さらにもう1つ、Forgeの開発にあたって、もう1つの有力なStable Diffusionの環境である「ComfyUI」のコードを流用して、バックエンドとして使用しているのではないかということも火種になりました。
Iillyasvielさんは、この疑いに関して「ForgeはComfyUIをバックエンドとして使用していません」というコメントを公開しました(GitHub)。

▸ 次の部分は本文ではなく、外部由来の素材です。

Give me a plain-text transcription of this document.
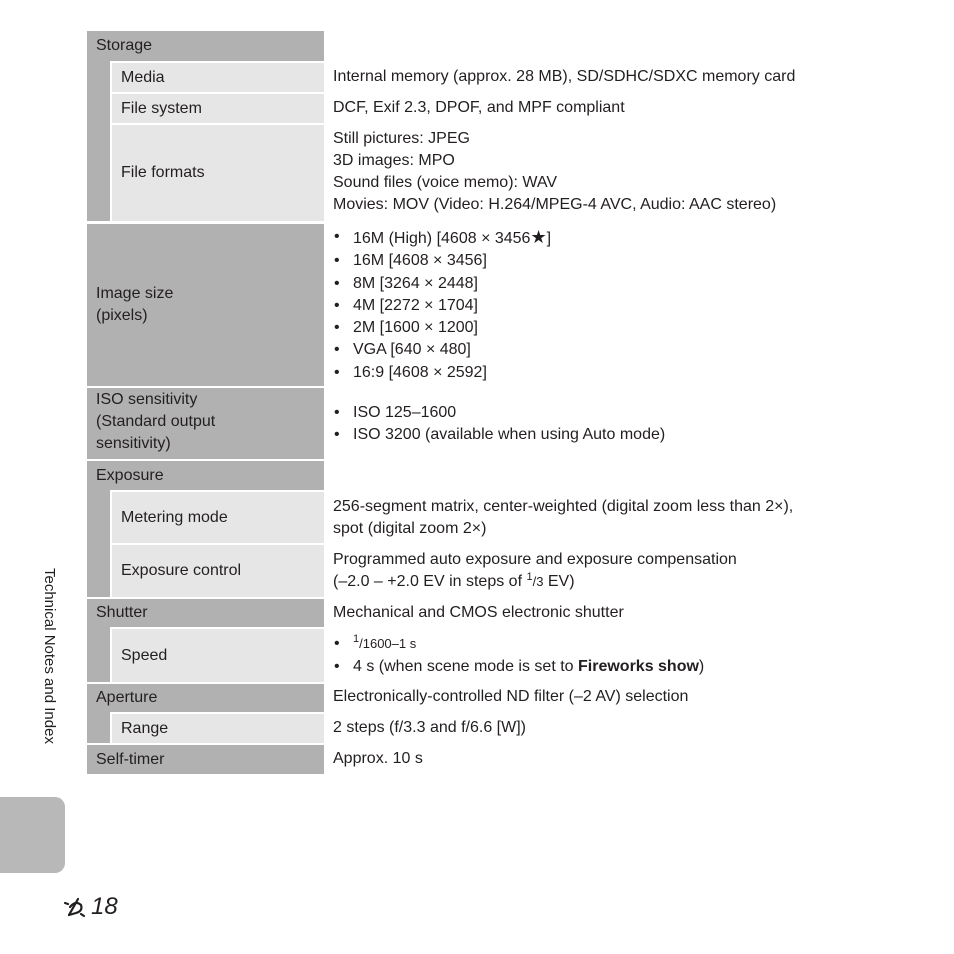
Storage
Media
File system
File formats
Image size
(pixels)
ISO sensitivity
(Standard output
sensitivity)
Exposure
Metering mode
Exposure control
Shutter
Speed
Aperture
Range
Self-timer
Internal memory (approx. 28 MB), SD/SDHC/SDXC memory card
DCF, Exif 2.3, DPOF, and MPF compliant
Still pictures: JPEG
3D images: MPO
Sound files (voice memo): WAV
Movies: MOV (Video: H.264/MPEG-4 AVC, Audio: AAC stereo)
• 16M (High) [4608 × 3456★]
• 16M [4608 × 3456]
• 8M [3264 × 2448]
• 4M [2272 × 1704]
• 2M [1600 × 1200]
• VGA [640 × 480]
• 16:9 [4608 × 2592]
• ISO 125–1600
• ISO 3200 (available when using Auto mode)
256-segment matrix, center-weighted (digital zoom less than 2×),
spot (digital zoom 2×)
Programmed auto exposure and exposure compensation
(–2.0 – +2.0 EV in steps of $^1$/3 EV)
Mechanical and CMOS electronic shutter
• $^1$/1600–1 s
• 4 s (when scene mode is set to Fireworks show)
Electronically-controlled ND filter (–2 AV) selection
2 steps (f/3.3 and f/6.6 [W])
Approx. 10 s
Technical Notes and Index
18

しかし、これに対し、今度はComfyUIの作者が「オープンソースの精神に則っているので、私のコードがコピーされることは気にしませんが、なぜバックエンドのコード全体にComfyUIのコードを使用していて、確認するのは簡単なのにそれを使用していないと嘘をついているのですか?」とレスをつけ、トップランナー同士の論戦に発展しました。
その後、Illyasvielさんが「バックエンドのコードとして一部利用しているものの、A1111のコードを独自に最適化して使っているので、メインのバックエンドでは使っておらず、また、ライセンスも記載しています」と返したことで、一応の落ち着きを取り戻しています。